Stanton: I try to put the reader in the shoes of people to whom history is happening.
Ticker: Many people “Up North” know you through your books and your community activism in working with your wife, Anne, and local lawyer Grant Parsons, to start the National Writers Series. But earlier in your career, you were perhaps best known for your magazine pieces.
Stanton: I wrote for the New York Times, Slate, Newsweek, Men’s Journal, Esquire and other magazines.
Ticker: A lot of that writing required travel, right?
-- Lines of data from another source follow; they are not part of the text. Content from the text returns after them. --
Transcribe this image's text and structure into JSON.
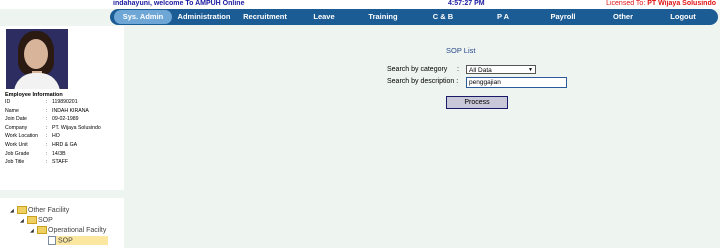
{
  "topbar": {
    "welcome": "indahayuni, welcome To AMPUH Online",
    "time": "4:57:27 PM",
    "license_prefix": "Licensed To: ",
    "license_company": "PT Wijaya Solusindo"
  },
  "menu": [
    {
      "label": "Sys. Admin",
      "active": true
    },
    {
      "label": "Administration"
    },
    {
      "label": "Recruitment"
    },
    {
      "label": "Leave"
    },
    {
      "label": "Training"
    },
    {
      "label": "C & B"
    },
    {
      "label": "P A"
    },
    {
      "label": "Payroll"
    },
    {
      "label": "Other"
    },
    {
      "label": "Logout"
    }
  ],
  "employee": {
    "heading": "Employee Information",
    "fields": [
      {
        "key": "ID",
        "value": "119890201"
      },
      {
        "key": "Name",
        "value": "INDAH KIRANA"
      },
      {
        "key": "Join Date",
        "value": "09-02-1989"
      },
      {
        "key": "Company",
        "value": "PT. Wijaya Solusindo"
      },
      {
        "key": "Work Location",
        "value": "HO"
      },
      {
        "key": "Work Unit",
        "value": "HRD & GA"
      },
      {
        "key": "Job Grade",
        "value": "14/3B"
      },
      {
        "key": "Job Title",
        "value": "STAFF"
      }
    ]
  },
  "tree": {
    "other_facility": "Other Facility",
    "sop": "SOP",
    "operational_facility": "Operational Facilty",
    "sop_leaf": "SOP"
  },
  "main": {
    "title": "SOP List",
    "category_label": "Search by category",
    "category_value": "All Data",
    "description_label": "Search by description :",
    "description_value": "penggajian",
    "process_label": "Process"
  }
}
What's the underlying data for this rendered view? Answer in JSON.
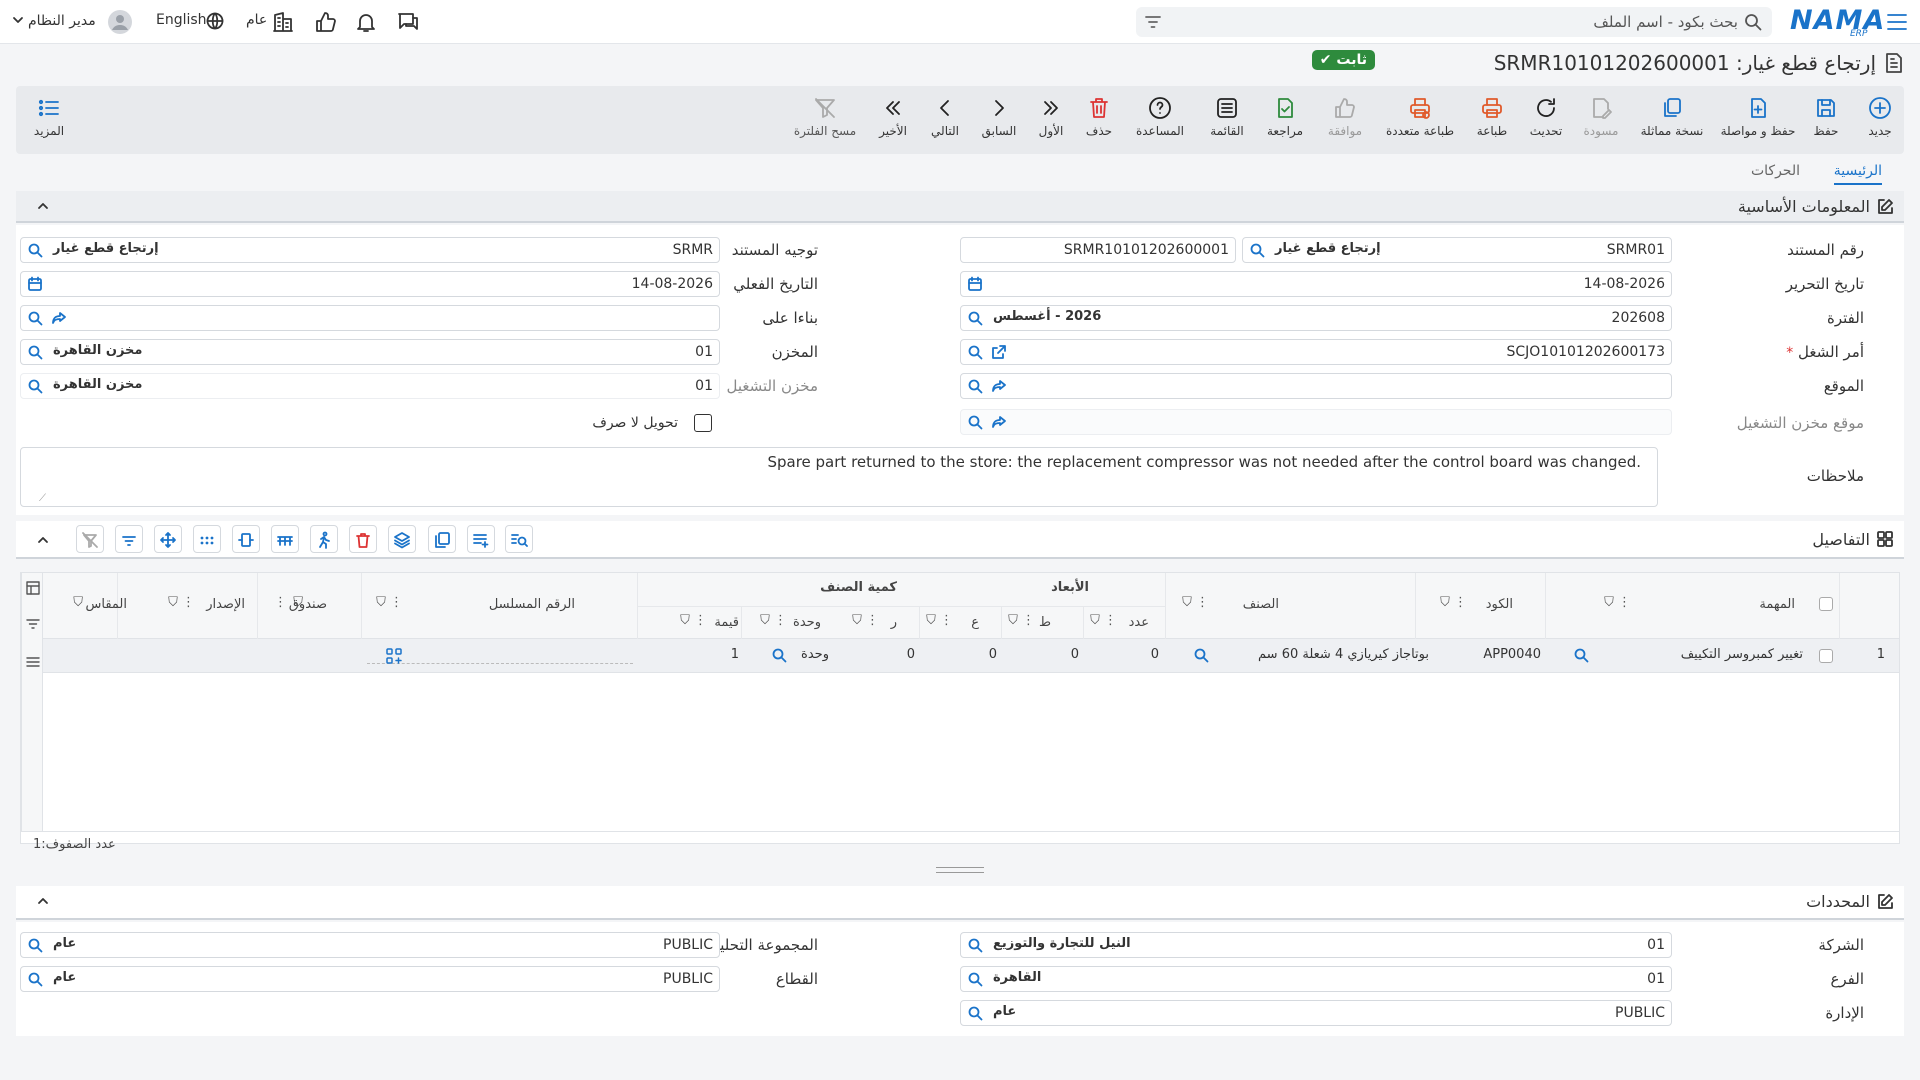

Stanton: A lot of that involved outdoor topics. I remember a trip south of Patagonia to Tierra Del Fuego with photographer Tony Demin. We rode horses along nameless mountain rivers and fished for brown trout. Mostly we lived off mutton and red wine. Then we got the Chilean Navy to take us down to Cape Horn. I wanted to envision what it must have been like for my great-great-great grandfather August Kroke, who sailed around the cape in a whaler out of Bedford, Massachusetts. On an assignment for Esquire I became one of the first people to catch a sailfish on a fly rod.
Ticker: And along the way you met some interesting people.
Stanton: I hung out with Sting for one of his yoga classes at the Ritz Hotel in New York, played basketball with George Clooney, flew around the Statue of Liberty with Harrison Ford in his helicopter, and visited Clint Eastwood on a film set.